The motivation behind this post was based on recent stories and experiences from high school students from my work in educational services. I also provide some of my own experiences as a former math student.
Tests & Exams Can Contain Anything
When it comes to tests and exams I do have mixed thoughts on it. Tests are one way to determine where the student is at in terms of knowledge, skill, memory and/or understanding. There are some people who are good test takers and there are some who are not great test takers. Some tests are all multiple choice, some have are short answer tests, some require essay writing on the spot and there are some tests that contain a mixture. For large class sizes in the hundreds, tests in the multiple choice format with scantron sheets to fill in bubbles are common as they are time efficient.
Test and exams can be unpredictable in terms of content. The questions in theory should contain topics that were covered in class. This would be fair. There may be a few challenging extension type questions that require some creative out of the box thinking to solve problems. Maybe the hard questions are there to limit the number of A+ students.
Review Questions May Not Be Helpful
I had a recent case where a student mentioned that the review questions as final exam prep were not actually related to the final exam. She claimed that the math final exam contained topics that were not related to class. There are a few possibilities with this case. The teacher that taught the (math) course may not have written the final exam. It could be a department head person that may have written the final exam for all teachers teaching the math course. There is a chance that the review package and course contents are not closely related to course objectives. There is also the case where a final exam was made to be insanely difficult to test students on how they manage stress and how they manage unusual questions.
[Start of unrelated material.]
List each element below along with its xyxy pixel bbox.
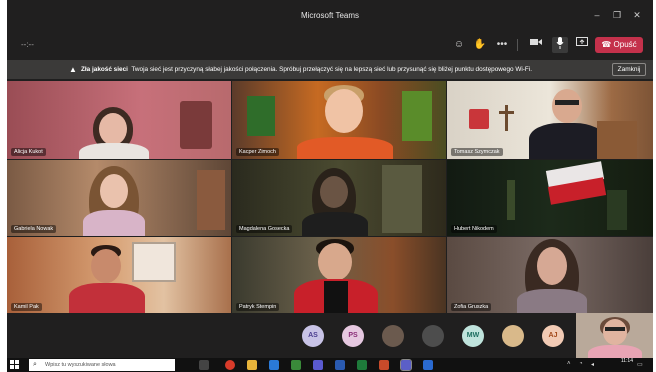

Even if a final exam does end up being up different to a review package student should definitely use the review package for final exam preparations.
Graded On A Curve
In the event that most or all students performed poorly on a test or exam, scores may be adjusted or graded on a curve. If an average math test score is at a 45% from 30 people where 18 people failed the teacher may bump everyone's score by 20%. Students may receive their grades depending on how they do relative to their peers. The best mark may get A+, the next 5 people get As (85%) or A- (80%) and so on. You never really know what goes on behind the scenes when it comes to grading. Students do benefit from being graded on a bell curve but should not rely on it.